Cosa stabilisce il DPR 250/1955 riguardo alla delega negli uffici pubblici con personale non di ruolo?
Spiegato da FiscoAI
Il DPR 250/1955 modifica l'articolo 383 del regolamento per l'amministrazione del patrimonio e la contabilità generale dello Stato, introducendo una disposizione specifica sulla delega di funzioni negli uffici pubblici. La norma si applica ai casi in cui tutti gli impiegati di uno stesso ufficio non appartengono al ruolo organico, situazione che poteva creare problemi di continuità amministrativa e responsabilità. Prima di questo decreto, la possibilità di delegare funzioni era limitata quando mancava personale di ruolo stabile. La modifica consente, in questi specifici casi, di rilasciare la delega a uno degli impiegati non di ruolo, garantendo così la continuità operativa dell'ufficio.
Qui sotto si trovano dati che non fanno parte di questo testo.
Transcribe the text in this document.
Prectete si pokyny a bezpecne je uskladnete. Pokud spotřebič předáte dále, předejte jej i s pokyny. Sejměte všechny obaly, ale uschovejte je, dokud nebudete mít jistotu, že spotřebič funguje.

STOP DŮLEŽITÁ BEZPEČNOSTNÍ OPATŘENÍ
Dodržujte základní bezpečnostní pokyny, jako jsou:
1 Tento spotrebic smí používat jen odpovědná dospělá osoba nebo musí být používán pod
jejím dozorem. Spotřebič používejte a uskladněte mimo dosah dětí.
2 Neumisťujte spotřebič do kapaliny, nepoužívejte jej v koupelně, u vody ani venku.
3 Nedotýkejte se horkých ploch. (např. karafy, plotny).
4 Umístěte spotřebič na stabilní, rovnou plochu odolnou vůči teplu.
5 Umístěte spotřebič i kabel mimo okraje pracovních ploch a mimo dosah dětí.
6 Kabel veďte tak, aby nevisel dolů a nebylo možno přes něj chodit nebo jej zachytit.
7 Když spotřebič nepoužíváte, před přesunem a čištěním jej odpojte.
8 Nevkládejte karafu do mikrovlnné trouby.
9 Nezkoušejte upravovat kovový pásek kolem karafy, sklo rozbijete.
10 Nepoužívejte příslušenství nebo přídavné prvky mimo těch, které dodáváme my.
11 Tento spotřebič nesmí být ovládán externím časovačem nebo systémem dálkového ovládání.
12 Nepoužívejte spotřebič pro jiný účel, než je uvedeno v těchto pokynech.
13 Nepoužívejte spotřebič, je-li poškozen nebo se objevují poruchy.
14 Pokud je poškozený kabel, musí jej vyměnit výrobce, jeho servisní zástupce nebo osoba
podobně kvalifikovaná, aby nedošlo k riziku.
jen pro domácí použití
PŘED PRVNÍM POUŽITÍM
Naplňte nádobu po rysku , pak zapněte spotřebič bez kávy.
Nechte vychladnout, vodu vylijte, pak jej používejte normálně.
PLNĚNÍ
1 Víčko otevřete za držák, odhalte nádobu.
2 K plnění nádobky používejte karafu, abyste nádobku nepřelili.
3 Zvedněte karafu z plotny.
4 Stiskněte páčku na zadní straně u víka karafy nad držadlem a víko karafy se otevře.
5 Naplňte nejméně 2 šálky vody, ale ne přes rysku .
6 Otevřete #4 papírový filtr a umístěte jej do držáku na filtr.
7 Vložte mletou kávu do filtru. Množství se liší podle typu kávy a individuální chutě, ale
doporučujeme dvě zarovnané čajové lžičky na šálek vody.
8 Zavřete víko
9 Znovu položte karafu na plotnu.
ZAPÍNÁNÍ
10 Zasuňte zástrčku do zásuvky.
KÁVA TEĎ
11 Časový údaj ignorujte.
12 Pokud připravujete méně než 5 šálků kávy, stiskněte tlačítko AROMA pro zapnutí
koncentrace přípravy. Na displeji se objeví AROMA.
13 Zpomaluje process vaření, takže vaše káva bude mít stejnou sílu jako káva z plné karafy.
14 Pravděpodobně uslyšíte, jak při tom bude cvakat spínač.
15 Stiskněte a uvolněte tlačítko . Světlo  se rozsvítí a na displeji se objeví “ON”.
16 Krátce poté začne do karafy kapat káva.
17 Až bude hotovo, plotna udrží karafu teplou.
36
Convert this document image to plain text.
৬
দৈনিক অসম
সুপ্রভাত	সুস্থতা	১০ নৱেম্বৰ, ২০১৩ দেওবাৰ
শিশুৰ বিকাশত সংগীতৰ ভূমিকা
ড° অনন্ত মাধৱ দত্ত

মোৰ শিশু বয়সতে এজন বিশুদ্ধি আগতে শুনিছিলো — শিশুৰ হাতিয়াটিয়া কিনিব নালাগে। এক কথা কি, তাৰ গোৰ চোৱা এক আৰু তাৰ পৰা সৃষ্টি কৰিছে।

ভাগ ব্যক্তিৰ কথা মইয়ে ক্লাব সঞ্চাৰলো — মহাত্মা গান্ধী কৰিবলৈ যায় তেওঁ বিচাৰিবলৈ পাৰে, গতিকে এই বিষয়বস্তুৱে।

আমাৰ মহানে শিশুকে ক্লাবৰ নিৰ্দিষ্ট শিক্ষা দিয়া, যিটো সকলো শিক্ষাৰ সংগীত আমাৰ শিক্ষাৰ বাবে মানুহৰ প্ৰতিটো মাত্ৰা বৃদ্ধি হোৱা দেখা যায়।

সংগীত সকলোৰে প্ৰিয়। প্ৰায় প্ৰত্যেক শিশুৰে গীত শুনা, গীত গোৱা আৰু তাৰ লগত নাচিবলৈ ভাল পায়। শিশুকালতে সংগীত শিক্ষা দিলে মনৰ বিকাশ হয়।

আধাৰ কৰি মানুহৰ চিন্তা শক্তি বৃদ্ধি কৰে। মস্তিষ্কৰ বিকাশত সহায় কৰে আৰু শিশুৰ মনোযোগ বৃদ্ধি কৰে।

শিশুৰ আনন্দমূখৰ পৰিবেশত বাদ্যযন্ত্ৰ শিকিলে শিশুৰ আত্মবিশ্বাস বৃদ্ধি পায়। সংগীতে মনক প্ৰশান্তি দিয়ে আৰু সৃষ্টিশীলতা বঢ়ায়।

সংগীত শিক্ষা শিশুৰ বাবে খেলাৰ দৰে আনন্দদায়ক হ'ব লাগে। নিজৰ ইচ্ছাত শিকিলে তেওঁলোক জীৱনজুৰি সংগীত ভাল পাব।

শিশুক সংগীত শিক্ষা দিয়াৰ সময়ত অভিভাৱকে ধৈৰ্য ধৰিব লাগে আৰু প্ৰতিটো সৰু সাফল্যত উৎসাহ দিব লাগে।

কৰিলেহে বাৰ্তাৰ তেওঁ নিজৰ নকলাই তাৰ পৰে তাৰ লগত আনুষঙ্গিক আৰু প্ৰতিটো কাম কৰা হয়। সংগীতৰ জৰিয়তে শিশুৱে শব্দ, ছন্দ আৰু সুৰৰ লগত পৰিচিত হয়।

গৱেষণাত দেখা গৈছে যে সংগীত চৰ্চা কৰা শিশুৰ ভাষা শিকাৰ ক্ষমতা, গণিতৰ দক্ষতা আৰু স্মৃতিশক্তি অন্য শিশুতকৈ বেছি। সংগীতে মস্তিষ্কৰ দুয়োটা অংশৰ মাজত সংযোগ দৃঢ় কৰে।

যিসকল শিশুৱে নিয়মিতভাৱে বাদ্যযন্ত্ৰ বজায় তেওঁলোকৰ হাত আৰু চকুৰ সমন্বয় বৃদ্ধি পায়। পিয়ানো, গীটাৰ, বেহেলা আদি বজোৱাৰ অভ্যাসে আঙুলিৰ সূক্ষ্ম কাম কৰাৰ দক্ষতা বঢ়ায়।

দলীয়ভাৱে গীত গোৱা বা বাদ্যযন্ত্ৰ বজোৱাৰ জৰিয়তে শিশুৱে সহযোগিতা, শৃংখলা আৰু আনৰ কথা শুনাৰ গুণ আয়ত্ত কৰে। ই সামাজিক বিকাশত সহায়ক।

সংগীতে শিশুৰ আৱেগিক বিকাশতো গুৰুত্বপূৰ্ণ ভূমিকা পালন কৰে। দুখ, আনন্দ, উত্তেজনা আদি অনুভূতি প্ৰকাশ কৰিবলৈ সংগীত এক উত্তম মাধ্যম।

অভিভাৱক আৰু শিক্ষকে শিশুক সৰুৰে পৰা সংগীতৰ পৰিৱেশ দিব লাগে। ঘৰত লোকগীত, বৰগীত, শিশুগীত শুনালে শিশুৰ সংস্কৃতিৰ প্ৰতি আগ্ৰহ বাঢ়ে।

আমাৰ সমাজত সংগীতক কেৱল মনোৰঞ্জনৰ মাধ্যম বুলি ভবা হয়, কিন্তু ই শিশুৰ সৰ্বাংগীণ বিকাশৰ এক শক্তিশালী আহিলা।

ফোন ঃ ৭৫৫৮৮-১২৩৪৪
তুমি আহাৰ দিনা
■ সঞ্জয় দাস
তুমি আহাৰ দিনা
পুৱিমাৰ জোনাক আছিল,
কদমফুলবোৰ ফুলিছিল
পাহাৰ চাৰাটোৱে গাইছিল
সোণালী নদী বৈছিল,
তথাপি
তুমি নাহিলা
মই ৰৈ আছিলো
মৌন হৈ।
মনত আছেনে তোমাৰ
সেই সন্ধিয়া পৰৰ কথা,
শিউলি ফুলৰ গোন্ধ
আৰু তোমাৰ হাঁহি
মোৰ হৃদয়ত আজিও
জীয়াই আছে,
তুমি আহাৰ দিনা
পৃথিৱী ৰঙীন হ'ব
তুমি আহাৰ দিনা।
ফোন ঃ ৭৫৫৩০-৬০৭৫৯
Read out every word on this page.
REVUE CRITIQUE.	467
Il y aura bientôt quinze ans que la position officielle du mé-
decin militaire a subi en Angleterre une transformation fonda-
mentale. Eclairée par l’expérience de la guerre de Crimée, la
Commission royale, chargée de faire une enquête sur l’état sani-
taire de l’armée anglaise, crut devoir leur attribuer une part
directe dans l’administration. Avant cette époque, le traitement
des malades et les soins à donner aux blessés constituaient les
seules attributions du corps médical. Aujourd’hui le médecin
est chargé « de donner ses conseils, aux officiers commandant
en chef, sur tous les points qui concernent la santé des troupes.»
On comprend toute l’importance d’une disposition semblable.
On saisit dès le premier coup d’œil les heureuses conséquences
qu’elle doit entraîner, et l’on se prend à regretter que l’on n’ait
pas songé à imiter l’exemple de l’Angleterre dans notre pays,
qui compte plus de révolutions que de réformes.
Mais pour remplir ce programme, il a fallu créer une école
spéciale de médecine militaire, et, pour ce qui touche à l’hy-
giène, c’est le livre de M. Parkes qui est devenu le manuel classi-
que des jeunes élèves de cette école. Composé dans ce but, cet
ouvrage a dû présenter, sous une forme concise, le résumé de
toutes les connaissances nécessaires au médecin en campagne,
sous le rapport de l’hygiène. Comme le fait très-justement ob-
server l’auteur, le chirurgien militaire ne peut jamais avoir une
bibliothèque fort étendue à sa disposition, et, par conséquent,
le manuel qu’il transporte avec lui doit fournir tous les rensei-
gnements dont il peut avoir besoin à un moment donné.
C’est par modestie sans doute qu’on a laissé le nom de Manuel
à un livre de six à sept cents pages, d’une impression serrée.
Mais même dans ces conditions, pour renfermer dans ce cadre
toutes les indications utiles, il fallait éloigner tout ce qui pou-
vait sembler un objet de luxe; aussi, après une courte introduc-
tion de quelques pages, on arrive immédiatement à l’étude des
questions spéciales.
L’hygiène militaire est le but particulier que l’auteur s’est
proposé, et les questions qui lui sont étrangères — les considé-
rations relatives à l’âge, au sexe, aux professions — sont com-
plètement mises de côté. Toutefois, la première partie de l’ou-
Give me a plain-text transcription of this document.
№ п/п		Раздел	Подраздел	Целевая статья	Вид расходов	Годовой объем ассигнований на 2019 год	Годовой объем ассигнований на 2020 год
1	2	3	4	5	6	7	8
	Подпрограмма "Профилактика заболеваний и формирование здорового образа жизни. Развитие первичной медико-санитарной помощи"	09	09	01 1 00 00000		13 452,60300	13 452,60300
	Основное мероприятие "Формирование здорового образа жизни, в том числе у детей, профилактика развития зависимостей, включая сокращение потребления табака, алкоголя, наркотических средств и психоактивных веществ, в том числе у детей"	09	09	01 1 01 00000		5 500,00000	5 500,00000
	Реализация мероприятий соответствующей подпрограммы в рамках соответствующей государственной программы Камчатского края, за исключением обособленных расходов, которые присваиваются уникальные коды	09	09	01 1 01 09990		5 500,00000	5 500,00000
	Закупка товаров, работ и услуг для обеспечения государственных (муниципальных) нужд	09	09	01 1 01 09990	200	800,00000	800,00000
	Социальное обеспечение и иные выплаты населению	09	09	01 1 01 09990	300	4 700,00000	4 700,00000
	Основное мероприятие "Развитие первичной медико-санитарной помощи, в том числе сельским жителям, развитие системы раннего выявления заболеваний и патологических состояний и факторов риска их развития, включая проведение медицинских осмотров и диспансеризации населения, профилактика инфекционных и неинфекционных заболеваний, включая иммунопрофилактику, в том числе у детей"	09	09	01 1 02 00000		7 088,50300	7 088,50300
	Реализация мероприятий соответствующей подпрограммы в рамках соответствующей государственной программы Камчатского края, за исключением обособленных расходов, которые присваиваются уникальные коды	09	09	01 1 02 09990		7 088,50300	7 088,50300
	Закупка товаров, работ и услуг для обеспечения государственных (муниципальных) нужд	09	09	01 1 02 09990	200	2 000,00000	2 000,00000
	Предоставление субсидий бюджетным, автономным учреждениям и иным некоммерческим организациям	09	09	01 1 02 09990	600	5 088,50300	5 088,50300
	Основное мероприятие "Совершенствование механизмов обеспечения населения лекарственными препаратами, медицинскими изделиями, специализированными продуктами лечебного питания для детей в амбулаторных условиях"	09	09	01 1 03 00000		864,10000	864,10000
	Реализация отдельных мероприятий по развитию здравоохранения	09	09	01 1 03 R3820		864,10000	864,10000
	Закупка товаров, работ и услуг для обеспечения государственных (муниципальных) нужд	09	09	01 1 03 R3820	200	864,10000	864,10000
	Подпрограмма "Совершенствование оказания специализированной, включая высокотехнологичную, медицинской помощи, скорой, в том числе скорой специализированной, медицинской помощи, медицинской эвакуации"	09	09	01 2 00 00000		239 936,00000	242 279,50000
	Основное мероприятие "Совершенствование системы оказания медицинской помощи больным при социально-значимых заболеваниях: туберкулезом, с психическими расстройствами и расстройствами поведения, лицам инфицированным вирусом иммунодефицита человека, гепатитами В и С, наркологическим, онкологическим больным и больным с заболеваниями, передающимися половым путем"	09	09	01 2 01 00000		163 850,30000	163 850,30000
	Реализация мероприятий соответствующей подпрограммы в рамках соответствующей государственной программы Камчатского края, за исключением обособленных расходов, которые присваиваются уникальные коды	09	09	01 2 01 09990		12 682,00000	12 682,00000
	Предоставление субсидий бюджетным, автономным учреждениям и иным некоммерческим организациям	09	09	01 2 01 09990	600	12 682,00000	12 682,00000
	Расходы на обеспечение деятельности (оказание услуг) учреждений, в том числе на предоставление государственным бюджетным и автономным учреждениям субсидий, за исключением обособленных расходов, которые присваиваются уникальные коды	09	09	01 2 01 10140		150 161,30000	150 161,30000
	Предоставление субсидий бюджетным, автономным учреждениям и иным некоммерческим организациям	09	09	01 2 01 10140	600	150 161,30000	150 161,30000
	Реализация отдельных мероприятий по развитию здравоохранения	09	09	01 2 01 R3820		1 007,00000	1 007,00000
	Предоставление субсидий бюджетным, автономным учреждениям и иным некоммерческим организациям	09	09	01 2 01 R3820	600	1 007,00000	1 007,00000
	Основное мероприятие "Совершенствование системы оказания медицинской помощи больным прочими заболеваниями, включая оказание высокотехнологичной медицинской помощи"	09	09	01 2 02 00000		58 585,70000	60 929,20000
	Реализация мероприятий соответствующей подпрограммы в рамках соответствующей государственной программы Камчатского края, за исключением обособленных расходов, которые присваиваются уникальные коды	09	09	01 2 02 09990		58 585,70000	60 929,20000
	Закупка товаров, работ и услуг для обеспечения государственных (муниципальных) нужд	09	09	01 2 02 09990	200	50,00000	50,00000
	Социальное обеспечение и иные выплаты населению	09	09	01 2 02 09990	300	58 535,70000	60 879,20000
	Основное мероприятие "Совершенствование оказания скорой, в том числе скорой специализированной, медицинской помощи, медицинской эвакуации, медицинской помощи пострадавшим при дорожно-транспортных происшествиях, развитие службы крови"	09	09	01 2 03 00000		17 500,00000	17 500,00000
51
Questa disposizione riguarda direttamente i dirigenti e i responsabili di uffici pubblici che devono garantire la gestione amministrativa anche quando il personale è interamente composto da dipendenti con contratti atipici o precari. La norma rappresenta un adattamento pragmatico della disciplina amministrativa alle esigenze organizzative dello Stato nel dopoguerra.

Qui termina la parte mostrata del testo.